Chciała wiedzieć co u niej. Mieć kogoś, kogo może zapytać o życiowy update. Uśmiechnęła się, rozbawiona historią o sąsiadce, i uniosła brwi, gdy padło pytanie o koleżanki po sześćdziesiątce.
-
Koleżanka po sześćdziesiątce to upgrade. One już niczego nie udają. Masz w nich więcej lojalności niż w niejednej trzydziestolatce z Instagrama - mruknęła, podnosząc kieliszek do toastu. Bąbelki musowały, jakby znały moment, w którym trzeba zamilknąć.

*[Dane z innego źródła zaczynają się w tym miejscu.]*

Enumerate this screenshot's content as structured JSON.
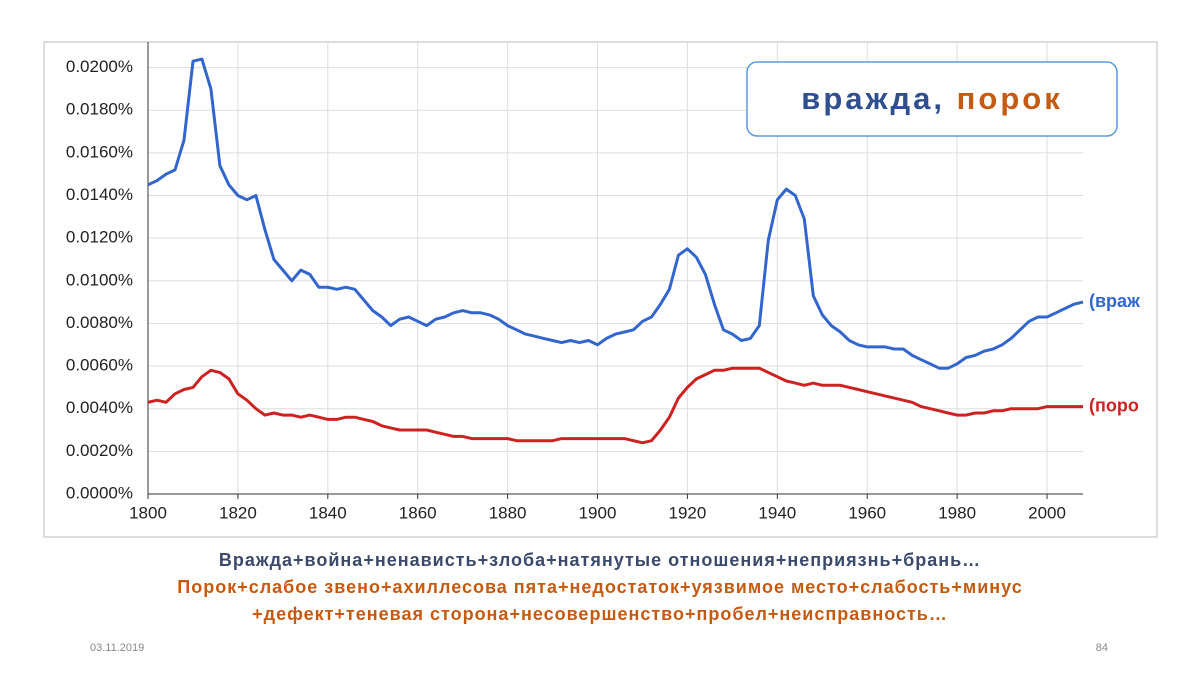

Zrobiła pauzę, zanim uniosła szkło z nowym drinkiem, którego zdążył donieść im kelner. W końcu była pora na następną kolejkę.
-
To co... za randki, których się boimy. I za kobiety, które malują paznokcie przy wieczornych wiadomościach, a potem uczą nas więcej niż terapeuci.
Stuknęła kieliszkiem o kieliszek Sereny. Nie potrzebowała już więcej słów. Wieczór był dobry. Brakowało jej takich wyjść i życia poza pracą.